Scythe is the first novel of a thrilling new series by National Book Award–winning author Neal Shusterman in which Citra and Rowan learn that a perfect world comes only with a heavy price.
Stony the Road by Henry Louis Gates, Jr.
296 pages / History / 4 out of 5 stars
The Templars: The Rise and Spectacular Fall of God’s Holy Warriors by Dan Jones
448 pages / Medieval History / 4 out of 5 unholy holy wars
Medieval history is one of my special interests that I’ve been neglecting for the last few years, so it was refreshing to dive back into with this book. The Templar Knights were founded as a religious order of knights who could protect pilgrims traveling to and from the Holy Land (Jerusalem). They answered only to the pope and during the crusades, amassed so much land and wealth that many countries began to view them with suspicion. Many people today still like to imagine them as some sort of secret society. This book was a good comprehensive look at their history and fate.

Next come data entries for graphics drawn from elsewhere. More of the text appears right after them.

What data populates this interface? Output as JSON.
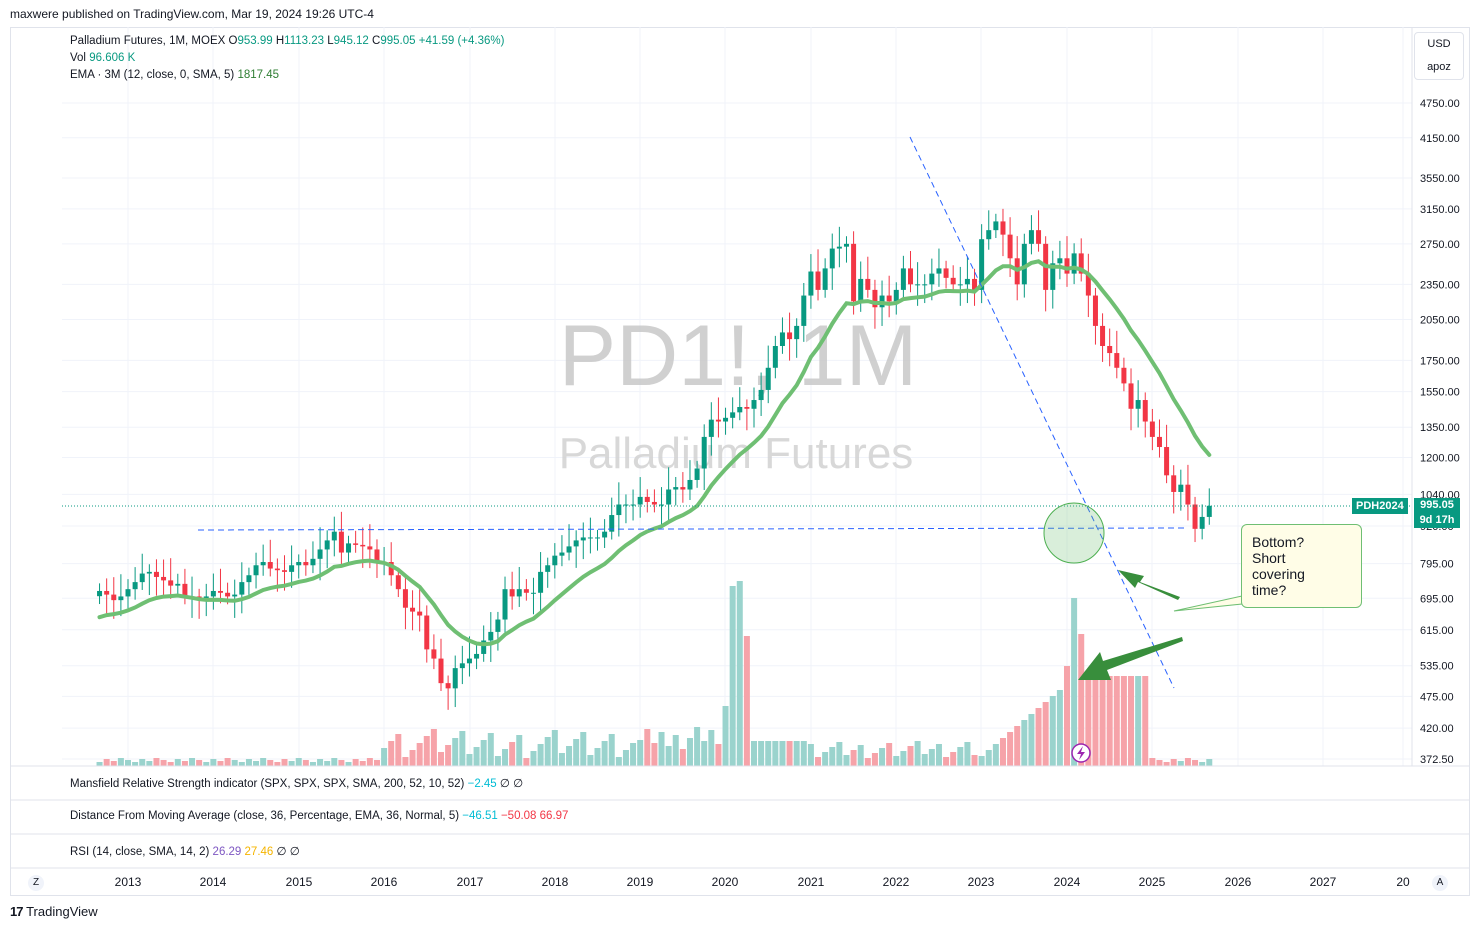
{
  "header": {
    "published": "maxwere published on TradingView.com, Mar 19, 2024 19:26 UTC-4"
  },
  "legend": {
    "symbol": "Palladium Futures, 1M, MOEX",
    "o_label": "O",
    "o": "953.99",
    "h_label": "H",
    "h": "1113.23",
    "l_label": "L",
    "l": "945.12",
    "c_label": "C",
    "c": "995.05",
    "change": "+41.59 (+4.36%)",
    "vol_label": "Vol",
    "vol": "96.606 K",
    "ema_label": "EMA · 3M (12, close, 0, SMA, 5)",
    "ema": "1817.45"
  },
  "currency_box": {
    "currency": "USD",
    "mode": "apoz"
  },
  "watermark": {
    "symbol": "PD1!, 1M",
    "name": "Palladium Futures"
  },
  "price_tag": {
    "symbol": "PDH2024",
    "price": "995.05",
    "countdown": "9d 17h"
  },
  "note": {
    "lines": [
      "Bottom?",
      "Short",
      "covering",
      "time?"
    ]
  },
  "indicators": {
    "mansfield": {
      "label": "Mansfield Relative Strength indicator (SPX, SPX, SPX, SMA, 200, 52, 10, 52)",
      "v1": "−2.45",
      "v2": "∅",
      "v3": "∅"
    },
    "distance": {
      "label": "Distance From Moving Average (close, 36, Percentage, EMA, 36, Normal, 5)",
      "v1": "−46.51",
      "v2": "−50.08",
      "v3": "66.97"
    },
    "rsi": {
      "label": "RSI (14, close, SMA, 14, 2)",
      "v1": "26.29",
      "v2": "27.46",
      "v3": "∅",
      "v4": "∅"
    }
  },
  "footer": {
    "logo": "TradingView",
    "zoom_btn": "Z",
    "auto_btn": "A"
  },
  "colors": {
    "up": "#089981",
    "down": "#f23645",
    "ema": "#6fbf73",
    "vol_up": "#9ad3cd",
    "vol_down": "#f6a3a9"
  },
  "chart_data": {
    "type": "candlestick",
    "x_ticks": [
      "2013",
      "2014",
      "2015",
      "2016",
      "2017",
      "2018",
      "2019",
      "2020",
      "2021",
      "2022",
      "2023",
      "2024",
      "2025",
      "2026",
      "2027",
      "20"
    ],
    "y_ticks": [
      "4750.00",
      "4150.00",
      "3550.00",
      "3150.00",
      "2750.00",
      "2350.00",
      "2050.00",
      "1750.00",
      "1550.00",
      "1350.00",
      "1200.00",
      "1040.00",
      "920.00",
      "795.00",
      "695.00",
      "615.00",
      "535.00",
      "475.00",
      "420.00",
      "372.50"
    ],
    "y_scale": "log",
    "close_series": {
      "start": "2012-09",
      "values": [
        715,
        705,
        690,
        700,
        720,
        740,
        765,
        770,
        755,
        745,
        730,
        735,
        700,
        700,
        690,
        700,
        715,
        710,
        700,
        705,
        740,
        760,
        790,
        800,
        780,
        775,
        770,
        790,
        800,
        790,
        810,
        840,
        870,
        900,
        830,
        860,
        855,
        850,
        840,
        800,
        800,
        760,
        720,
        670,
        660,
        650,
        570,
        550,
        500,
        490,
        530,
        540,
        550,
        560,
        590,
        610,
        640,
        720,
        700,
        720,
        710,
        710,
        770,
        790,
        820,
        830,
        850,
        870,
        880,
        880,
        880,
        900,
        960,
        1000,
        1000,
        1000,
        1030,
        1010,
        1000,
        1000,
        1060,
        1070,
        1060,
        1100,
        1150,
        1300,
        1390,
        1380,
        1400,
        1430,
        1460,
        1450,
        1500,
        1560,
        1700,
        1850,
        1950,
        1900,
        2000,
        2250,
        2470,
        2300,
        2500,
        2700,
        2720,
        2750,
        2200,
        2400,
        2300,
        2150,
        2250,
        2200,
        2300,
        2500,
        2350,
        2350,
        2350,
        2450,
        2500,
        2410,
        2350,
        2350,
        2400,
        2300,
        2800,
        2900,
        3000,
        2850,
        2600,
        2350,
        2750,
        2900,
        2750,
        2300,
        2550,
        2600,
        2450,
        2650,
        2450,
        2250,
        2000,
        1850,
        1800,
        1700,
        1600,
        1450,
        1500,
        1380,
        1300,
        1250,
        1120,
        1050,
        1080,
        1000,
        910,
        953,
        995
      ]
    },
    "ema_series": {
      "start": "2012-09",
      "end_label": "1817.45"
    },
    "support_level": 920,
    "volume_note": "volume histogram, spikes in 2020 and 2024"
  }
}
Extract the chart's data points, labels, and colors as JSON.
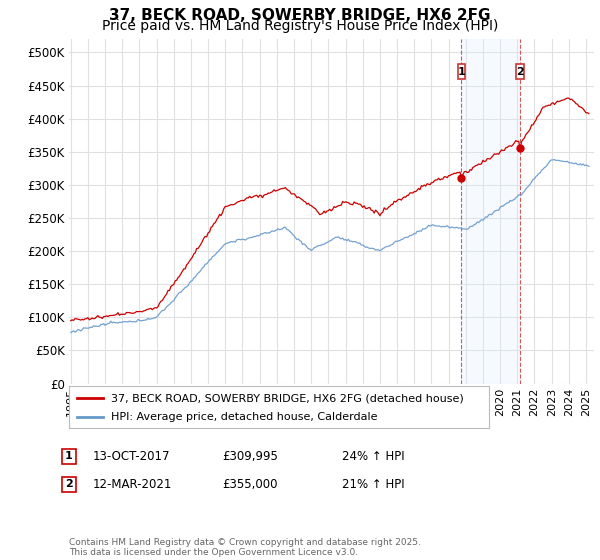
{
  "title": "37, BECK ROAD, SOWERBY BRIDGE, HX6 2FG",
  "subtitle": "Price paid vs. HM Land Registry's House Price Index (HPI)",
  "ylim": [
    0,
    520000
  ],
  "yticks": [
    0,
    50000,
    100000,
    150000,
    200000,
    250000,
    300000,
    350000,
    400000,
    450000,
    500000
  ],
  "ytick_labels": [
    "£0",
    "£50K",
    "£100K",
    "£150K",
    "£200K",
    "£250K",
    "£300K",
    "£350K",
    "£400K",
    "£450K",
    "£500K"
  ],
  "bg_color": "#ffffff",
  "plot_bg_color": "#ffffff",
  "grid_color": "#e0e0e0",
  "line1_color": "#cc0000",
  "line2_color": "#6699cc",
  "span_color": "#ddeeff",
  "marker1_x": 2017.75,
  "marker2_x": 2021.17,
  "marker1_price": 309995,
  "marker2_price": 355000,
  "marker1_hpi_str": "24% ↑ HPI",
  "marker2_hpi_str": "21% ↑ HPI",
  "marker1_date_str": "13-OCT-2017",
  "marker2_date_str": "12-MAR-2021",
  "legend1": "37, BECK ROAD, SOWERBY BRIDGE, HX6 2FG (detached house)",
  "legend2": "HPI: Average price, detached house, Calderdale",
  "footer": "Contains HM Land Registry data © Crown copyright and database right 2025.\nThis data is licensed under the Open Government Licence v3.0.",
  "title_fontsize": 11,
  "subtitle_fontsize": 10,
  "tick_fontsize": 8.5,
  "legend_fontsize": 8,
  "annotation_fontsize": 8.5
}
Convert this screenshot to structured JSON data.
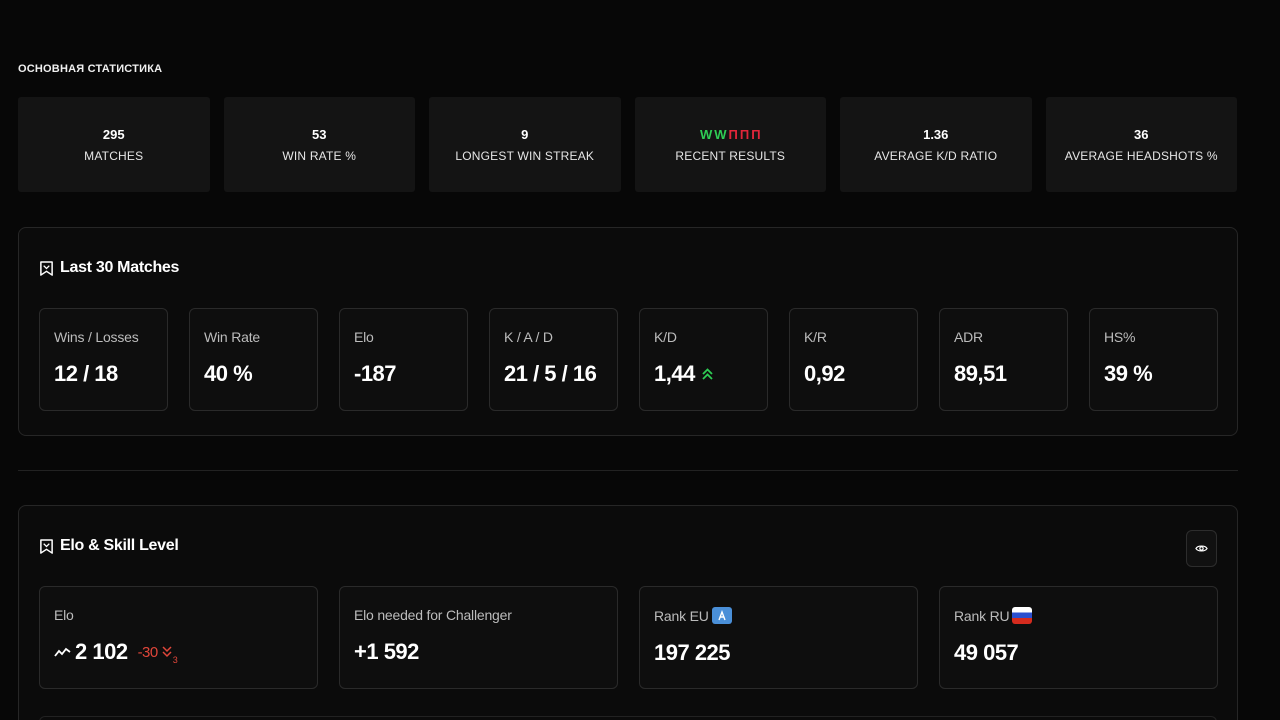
{
  "overview": {
    "title": "ОСНОВНАЯ СТАТИСТИКА",
    "tiles": [
      {
        "value": "295",
        "label": "MATCHES"
      },
      {
        "value": "53",
        "label": "WIN RATE %"
      },
      {
        "value": "9",
        "label": "LONGEST WIN STREAK"
      },
      {
        "results": [
          "W",
          "W",
          "П",
          "П",
          "П"
        ],
        "label": "RECENT RESULTS"
      },
      {
        "value": "1.36",
        "label": "AVERAGE K/D RATIO"
      },
      {
        "value": "36",
        "label": "AVERAGE HEADSHOTS %"
      }
    ],
    "colors": {
      "win": "#2ecc54",
      "loss": "#e0263a"
    }
  },
  "last30": {
    "title": "Last 30 Matches",
    "stats": [
      {
        "label": "Wins / Losses",
        "value": "12 / 18"
      },
      {
        "label": "Win Rate",
        "value": "40 %"
      },
      {
        "label": "Elo",
        "value": "-187"
      },
      {
        "label": "K / A / D",
        "value": "21 / 5 / 16"
      },
      {
        "label": "K/D",
        "value": "1,44",
        "trend": "up",
        "trend_icon": "double-chevron-up-icon"
      },
      {
        "label": "K/R",
        "value": "0,92"
      },
      {
        "label": "ADR",
        "value": "89,51"
      },
      {
        "label": "HS%",
        "value": "39 %"
      }
    ]
  },
  "elo": {
    "title": "Elo & Skill Level",
    "cards": [
      {
        "label": "Elo",
        "value": "2 102",
        "change": "-30",
        "change_sub": "3",
        "change_color": "#e0463a"
      },
      {
        "label": "Elo needed for Challenger",
        "value": "+1 592"
      },
      {
        "label": "Rank EU",
        "value": "197 225",
        "badge_icon": "eu-region-icon"
      },
      {
        "label": "Rank RU",
        "value": "49 057",
        "badge_icon": "russia-flag-icon"
      }
    ]
  }
}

The Story of Egypt: The Civilization that Shaped the World by Joann Fletcher
496 pages / History / 3 out 5 missing sphinx noses
I’m a big history fan, and I find the histories of ancient civilizations particularly fascinating, but this one didn’t really do it for me. I understand that there was a lot of ground to cover, but this book kind of ended up being a comprehensive list of all known Egyptian rulers with one or two anecdotes for each. It didn’t really do much to deepen or expand my understanding of Egyptian history. I just know that there was some.